If you want to keep not seeing commercials, it’s going to cost you even more. Disney, the company that commands 28% of the media landscape, has announced it will raise its prices for ad-free tiers of both Disney+ and Hulu. Disney+ plus will go from $10.99 per month to $13.99 per month, an increase of just over 27%. Hulu will also raise its price $3, from $14.99 to $17.99, an increase of 20% per month. There will also be a bundle of Disney+ Premium and Hulu (No Ads) for $19.99. The yearly subscription model will also go up accordingly.
This all comes in addition to even more ad-supported tier options for international subscribers including folks in Canada and Europe. The ad-supported tiers in the United States are currently $7.99 per month for each Disney+ and Hulu. A statement in the press release reads:
“The strong momentum of our ad-supported plans in the U.S. demonstrates the importance of providing consumers with choice, flexibility and value,” said Joe Earley, President, Direct-to-Consumer, Disney Entertainment. “We are excited to expand that offering in more markets across the globe, including in Europe and Canada, and to launch a new premium duo bundle of ad-free Disney+ and Hulu this Fall, as we take steps toward making extensive Hulu content available via Disney+ later this year for Bundle subscribers.”
As The Hollywood Reporter points out, this move is a bid by Disney to “bring its direct-to-consumer business to profitability.” This move comes at a particularly interesting time for big media corporations and their streaming services with regards to the striking WGA and SAG-AFTRA members. The lack of profit sharing and residuals from streaming content are at the forefront of the guilds’ complaints against the AMPTP, of which Disney is a member.
With its estimated 150 million subscribers as of September 2022, a $3 per month increase for premium subscribers could net as much as $450 million more per month. In 2022, Disney+ had a revenue of $7.4 billion, which contributed to Disney’s total revenue of $84.7 billion that year. And lest you fear Disney has been losing money in 2023: Q1 2023 was the company’s largest on record, with $23.51 billion. Q2 tied for the second-highest ever, along with Q1 2022, at $21.82 billion. According to Reuters, Disney CEO Bob Iger’s new contract, which he signed in July, could net him five times his base salary in annual incentive bonus. His previous contract gave him $27 million per year in total compensation.

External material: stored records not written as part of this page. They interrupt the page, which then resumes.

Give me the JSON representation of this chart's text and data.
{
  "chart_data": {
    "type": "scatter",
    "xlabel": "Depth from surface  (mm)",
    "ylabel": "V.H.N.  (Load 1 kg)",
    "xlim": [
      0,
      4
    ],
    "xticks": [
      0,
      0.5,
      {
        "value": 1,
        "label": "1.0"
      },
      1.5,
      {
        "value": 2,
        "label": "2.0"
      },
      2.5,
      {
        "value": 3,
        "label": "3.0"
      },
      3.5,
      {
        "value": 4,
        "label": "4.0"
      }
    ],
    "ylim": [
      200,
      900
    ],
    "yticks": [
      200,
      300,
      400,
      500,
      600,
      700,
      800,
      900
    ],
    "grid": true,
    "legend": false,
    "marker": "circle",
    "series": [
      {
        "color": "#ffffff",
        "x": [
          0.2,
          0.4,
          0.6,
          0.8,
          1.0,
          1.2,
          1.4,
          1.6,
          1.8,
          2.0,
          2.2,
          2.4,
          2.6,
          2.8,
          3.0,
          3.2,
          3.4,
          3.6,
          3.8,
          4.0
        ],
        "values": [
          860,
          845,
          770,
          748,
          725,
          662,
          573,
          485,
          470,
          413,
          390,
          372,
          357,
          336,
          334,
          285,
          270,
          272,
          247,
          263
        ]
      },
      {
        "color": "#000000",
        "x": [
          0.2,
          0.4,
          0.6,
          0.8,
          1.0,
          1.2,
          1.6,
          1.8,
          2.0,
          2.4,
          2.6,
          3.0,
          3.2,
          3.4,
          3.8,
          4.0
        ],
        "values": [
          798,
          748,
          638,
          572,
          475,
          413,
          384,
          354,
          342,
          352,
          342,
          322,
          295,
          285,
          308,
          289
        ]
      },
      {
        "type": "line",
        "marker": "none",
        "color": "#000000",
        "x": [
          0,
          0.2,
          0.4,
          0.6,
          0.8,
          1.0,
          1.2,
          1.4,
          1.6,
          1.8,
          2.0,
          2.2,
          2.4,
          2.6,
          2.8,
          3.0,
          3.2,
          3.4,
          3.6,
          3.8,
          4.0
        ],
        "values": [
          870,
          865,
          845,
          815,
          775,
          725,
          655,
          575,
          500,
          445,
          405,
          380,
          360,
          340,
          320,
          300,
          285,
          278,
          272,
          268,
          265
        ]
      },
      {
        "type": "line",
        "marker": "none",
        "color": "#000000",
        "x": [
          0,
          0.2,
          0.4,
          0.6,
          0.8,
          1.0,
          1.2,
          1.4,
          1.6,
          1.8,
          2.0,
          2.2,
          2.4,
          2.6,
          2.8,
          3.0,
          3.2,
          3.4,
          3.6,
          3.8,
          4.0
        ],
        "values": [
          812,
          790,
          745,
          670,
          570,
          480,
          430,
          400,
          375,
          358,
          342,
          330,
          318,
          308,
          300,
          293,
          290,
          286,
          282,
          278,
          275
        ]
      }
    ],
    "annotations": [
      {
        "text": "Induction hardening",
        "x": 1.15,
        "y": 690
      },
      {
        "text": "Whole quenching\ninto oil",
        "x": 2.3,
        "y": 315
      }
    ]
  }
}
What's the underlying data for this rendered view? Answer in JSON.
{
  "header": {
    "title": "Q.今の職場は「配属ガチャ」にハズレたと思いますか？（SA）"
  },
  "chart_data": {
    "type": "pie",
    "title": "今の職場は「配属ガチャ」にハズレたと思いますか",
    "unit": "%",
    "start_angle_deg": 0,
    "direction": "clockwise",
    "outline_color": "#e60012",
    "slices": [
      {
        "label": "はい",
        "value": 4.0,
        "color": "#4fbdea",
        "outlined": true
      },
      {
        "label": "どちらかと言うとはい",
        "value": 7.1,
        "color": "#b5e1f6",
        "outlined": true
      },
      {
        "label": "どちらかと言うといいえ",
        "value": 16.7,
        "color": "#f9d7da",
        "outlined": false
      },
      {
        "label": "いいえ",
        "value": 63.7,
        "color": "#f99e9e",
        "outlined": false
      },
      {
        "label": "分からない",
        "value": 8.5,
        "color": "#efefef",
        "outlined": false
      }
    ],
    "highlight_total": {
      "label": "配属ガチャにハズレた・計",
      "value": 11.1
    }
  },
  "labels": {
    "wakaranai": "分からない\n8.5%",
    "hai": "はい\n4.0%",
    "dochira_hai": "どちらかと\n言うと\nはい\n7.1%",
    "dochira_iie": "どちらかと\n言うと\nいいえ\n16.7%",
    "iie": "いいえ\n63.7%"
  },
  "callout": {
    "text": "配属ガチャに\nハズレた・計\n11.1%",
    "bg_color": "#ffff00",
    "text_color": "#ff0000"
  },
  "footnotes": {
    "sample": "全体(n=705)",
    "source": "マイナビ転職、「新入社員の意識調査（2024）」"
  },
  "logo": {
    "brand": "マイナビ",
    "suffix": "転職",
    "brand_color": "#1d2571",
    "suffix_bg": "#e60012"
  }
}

Why am I sharing all of these revenue and salary numbers? Well it’s interesting to see just what “weak” box office means to a company like Disney. Disney, who still managed to bring in $55 billion in 2022 from media and entertainment. It may only be $3 extra dollars a month out of your pocket for Disney+ and Hulu each, but look where it’s going and know who is actually benefitting.
The new tiers and prices will take effect in October, while the new Disney+ and Hulu ad-free bundle will begin September 6. Remember, both apps will merge in the fall as well, while the services will still remain separate.